On 18/02/16 15:29, Andy Smith wrote:
>   
>
> Thanks for your reply Rowland. I don't think I managed to get my
> question across very well on the first attempt. I still really need to
> know 2 things:
>
> 1) Can I see and modify permissions on a Samba share from a PC (either a
> domain member or not, please provide detail). I have tested this with a
> non domain member and it seems to be not possible, is it just me or is
> this expected behaviour.

To change permissions on a Samba share on a standalone server, the user 
must be known to the underlying OS and have Unix permissions on the 
share. what this means is that the user must exist on the windows 
machine, on the Unix machine and in Samba, they must also all have the 
same password. Whatever the user is trying to change the permissions on 
must either belong to them or the user must be a member of the Unix group.

> With a domain member will this work as smoothly
> as a real windows server (assuming Linux install with ACL ext4 file
> system)?

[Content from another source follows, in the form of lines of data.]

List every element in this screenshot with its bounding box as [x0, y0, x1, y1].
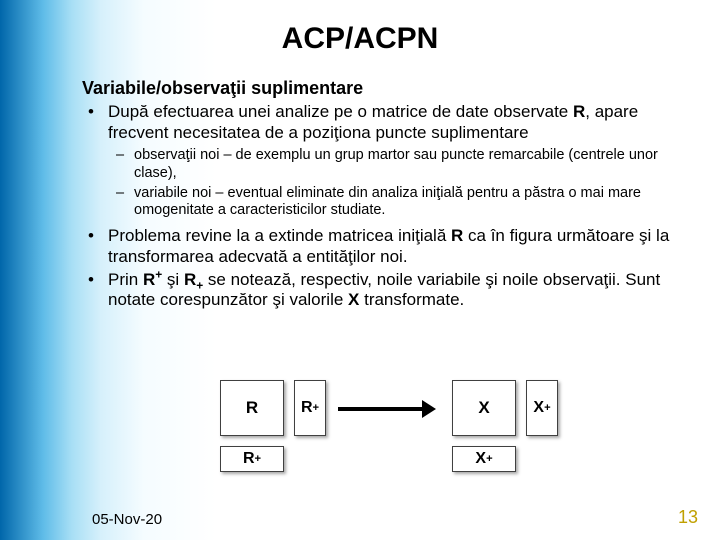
box-R-sub: R+: [220, 446, 284, 472]
sub-bullet-2: variabile noi – eventual eliminate din a…: [116, 185, 687, 220]
matrix-diagram: R R+ R+ X X+ X+: [220, 380, 650, 500]
arrow-icon: [338, 400, 438, 418]
box-R-sup: R+: [294, 380, 326, 436]
bullet-3-mid: şi: [162, 270, 184, 289]
arrow-head: [422, 400, 436, 418]
bullet-2-R: R: [451, 226, 463, 245]
box-R-sup-letter: R: [301, 399, 313, 417]
bullet-2-text-a: Problema revine la a extinde matricea in…: [108, 226, 451, 245]
content-block: Variabile/observaţii suplimentare După e…: [82, 78, 687, 313]
sub-bullets: observaţii noi – de exemplu un grup mart…: [116, 147, 687, 220]
bullet-1: După efectuarea unei analize pe o matric…: [82, 102, 687, 143]
bullet-3-X: X: [348, 290, 359, 309]
bullet-3-Rsub: R+: [184, 270, 203, 289]
box-X: X: [452, 380, 516, 436]
box-X-sup: X+: [526, 380, 558, 436]
bullet-3-text-a: Prin: [108, 270, 143, 289]
subtitle: Variabile/observaţii suplimentare: [82, 78, 687, 100]
b3-R1: R: [143, 270, 155, 289]
arrow-line: [338, 407, 424, 411]
bullet-3-Rsup: R+: [143, 270, 162, 289]
bullet-1-text-a: După efectuarea unei analize pe o matric…: [108, 102, 573, 121]
box-R-sub-letter: R: [243, 450, 255, 468]
sub-bullet-1: observaţii noi – de exemplu un grup mart…: [116, 147, 687, 182]
box-X-sub-letter: X: [475, 450, 486, 468]
slide-title: ACP/ACPN: [0, 22, 720, 56]
footer-page-number: 13: [678, 507, 698, 528]
box-R: R: [220, 380, 284, 436]
bullet-1-R: R: [573, 102, 585, 121]
footer-date: 05-Nov-20: [92, 511, 162, 528]
bullet-2: Problema revine la a extinde matricea in…: [82, 226, 687, 267]
box-X-sub: X+: [452, 446, 516, 472]
box-X-sup-letter: X: [533, 399, 544, 417]
bullet-3-text-c: transformate.: [359, 290, 464, 309]
bullet-3: Prin R+ şi R+ se notează, respectiv, noi…: [82, 270, 687, 311]
slide: ACP/ACPN Variabile/observaţii suplimenta…: [0, 0, 720, 540]
b3-R2: R: [184, 270, 196, 289]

Ie open folder permissions from client and add/modify
> user/group permissions.

Yes

>
> 2) Is there a reason to install Samba as standalone rather than AD?

If you install Samba as a standalone alone server, it will operate just 
as a windows PC that isn't joined to a domain does.

> I
> ask as obviously AD systems allow access to non domain members, and it
> seems AD is now the mainstream where Samba is concerned,

No, Samba nowadays can be set up just like it was before, it can be a 
standalone server, an NT-4 style PDC or BDC, but it can now also be set 
up as an AD DC. This is where most of the development seems to be 
focussed, probably because this is what windows expects now.

> its no skin off
> my nose to install as AD.
>

You need to identify what you need and set up Samba accordingly.